10. And If They Never Get on Board? You Still Win.
Because you’re becoming better prepared through this entire process. Inch by prepping inch, you’re becoming better prepared. Remember the Success Formula. Just by listening to this episode / reading this article, you’re increasing you’re gaining knowledge and shaping your perspective. That’s improvement, and improvement is preparedness.
The Bottom Line
Getting your parents (or anyone, for that matter) on board with prepping isn’t about winning an argument or flipping a switch. It’s usually about steady effort, showing—not telling—and meeting them where they are. Maybe they come around. Maybe they don’t. Either way, you’re building your own capability and mindset, and preparing. That’s the long game.
Stay calm. Keep doing the work. The rest will follow.
Additional Resources
Frequently Asked Questions
How can I bring up preparedness without sounding paranoid?

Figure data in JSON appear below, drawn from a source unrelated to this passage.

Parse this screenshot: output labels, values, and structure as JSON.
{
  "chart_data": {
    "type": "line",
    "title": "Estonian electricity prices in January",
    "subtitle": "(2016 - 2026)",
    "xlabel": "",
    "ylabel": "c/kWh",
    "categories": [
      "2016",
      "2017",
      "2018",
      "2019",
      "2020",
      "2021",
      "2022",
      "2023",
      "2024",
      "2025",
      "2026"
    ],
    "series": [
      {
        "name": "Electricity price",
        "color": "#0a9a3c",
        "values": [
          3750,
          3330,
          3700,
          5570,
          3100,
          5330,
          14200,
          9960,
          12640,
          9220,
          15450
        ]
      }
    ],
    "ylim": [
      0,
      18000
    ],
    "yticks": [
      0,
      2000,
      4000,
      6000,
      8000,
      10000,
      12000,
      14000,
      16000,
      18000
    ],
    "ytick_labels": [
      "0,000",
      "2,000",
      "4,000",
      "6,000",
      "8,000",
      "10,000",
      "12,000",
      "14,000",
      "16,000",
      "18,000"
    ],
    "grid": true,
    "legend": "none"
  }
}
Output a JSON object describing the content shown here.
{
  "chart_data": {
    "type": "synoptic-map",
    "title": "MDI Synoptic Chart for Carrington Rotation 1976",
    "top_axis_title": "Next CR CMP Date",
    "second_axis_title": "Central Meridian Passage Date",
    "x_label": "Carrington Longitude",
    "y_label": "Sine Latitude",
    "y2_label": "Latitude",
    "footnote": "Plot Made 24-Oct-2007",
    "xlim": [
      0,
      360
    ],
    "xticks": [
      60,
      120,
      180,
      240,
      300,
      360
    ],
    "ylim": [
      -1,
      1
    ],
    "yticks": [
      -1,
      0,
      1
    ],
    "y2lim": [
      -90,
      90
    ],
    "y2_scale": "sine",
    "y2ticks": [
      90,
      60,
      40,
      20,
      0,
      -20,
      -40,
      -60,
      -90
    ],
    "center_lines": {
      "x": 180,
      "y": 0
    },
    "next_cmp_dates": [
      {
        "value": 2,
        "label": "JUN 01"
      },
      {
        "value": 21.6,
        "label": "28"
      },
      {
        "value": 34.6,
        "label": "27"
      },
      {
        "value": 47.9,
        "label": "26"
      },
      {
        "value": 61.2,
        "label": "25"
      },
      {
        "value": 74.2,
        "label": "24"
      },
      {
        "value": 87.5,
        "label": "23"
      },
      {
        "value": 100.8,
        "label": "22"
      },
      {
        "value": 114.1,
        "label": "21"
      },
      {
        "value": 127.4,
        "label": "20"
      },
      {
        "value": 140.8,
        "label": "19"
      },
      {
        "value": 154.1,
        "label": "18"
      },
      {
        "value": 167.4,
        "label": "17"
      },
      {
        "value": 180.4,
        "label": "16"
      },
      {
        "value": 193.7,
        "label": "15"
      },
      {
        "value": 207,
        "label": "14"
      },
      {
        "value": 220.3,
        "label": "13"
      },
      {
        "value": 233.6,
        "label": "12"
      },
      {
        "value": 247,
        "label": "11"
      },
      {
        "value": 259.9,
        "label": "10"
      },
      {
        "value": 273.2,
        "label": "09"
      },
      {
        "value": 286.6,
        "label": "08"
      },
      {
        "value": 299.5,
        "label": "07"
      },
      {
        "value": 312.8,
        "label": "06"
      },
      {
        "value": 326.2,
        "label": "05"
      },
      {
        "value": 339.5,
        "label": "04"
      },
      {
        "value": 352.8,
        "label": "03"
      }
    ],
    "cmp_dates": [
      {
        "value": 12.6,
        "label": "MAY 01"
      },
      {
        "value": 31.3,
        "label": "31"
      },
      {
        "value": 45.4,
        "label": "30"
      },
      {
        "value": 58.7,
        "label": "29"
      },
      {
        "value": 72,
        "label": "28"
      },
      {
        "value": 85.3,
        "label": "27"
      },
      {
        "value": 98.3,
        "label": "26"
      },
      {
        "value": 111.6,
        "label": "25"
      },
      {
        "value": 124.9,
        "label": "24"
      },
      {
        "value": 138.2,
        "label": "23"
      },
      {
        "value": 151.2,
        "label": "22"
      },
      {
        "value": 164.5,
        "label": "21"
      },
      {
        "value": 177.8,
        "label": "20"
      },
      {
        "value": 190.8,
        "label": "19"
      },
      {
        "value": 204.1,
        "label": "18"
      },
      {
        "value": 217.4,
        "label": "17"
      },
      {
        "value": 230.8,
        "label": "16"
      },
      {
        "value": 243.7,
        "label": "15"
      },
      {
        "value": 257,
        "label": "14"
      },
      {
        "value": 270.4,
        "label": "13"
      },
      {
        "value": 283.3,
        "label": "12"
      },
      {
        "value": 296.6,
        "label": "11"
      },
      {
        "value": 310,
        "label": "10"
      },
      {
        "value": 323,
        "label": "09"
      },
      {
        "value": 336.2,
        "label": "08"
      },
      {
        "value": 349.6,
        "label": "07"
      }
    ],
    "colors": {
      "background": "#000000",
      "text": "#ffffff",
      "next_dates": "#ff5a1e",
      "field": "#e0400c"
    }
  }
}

Stick to practical, real-world situations your family already understands—things like storms, power outages, or job loss. Maintain a calm tone and keep the examples relatable.
What if my parents shut the conversation?
That’s a signal to pull back, not push harder. Use action instead of talk. Prep quietly, consistently, and let results speak for themselves over time.
Can I still prep if I don’t have full control of the household?
Yes. You can build skills, create small kits, manage your car, and prepare in subtle, meaningful ways. Preparedness starts with the basics.
What if they never prep—should I give up?
No. Keep going. You’re not prepping to get approval—you’re doing it to be ready. And often, people will come around when it matters most.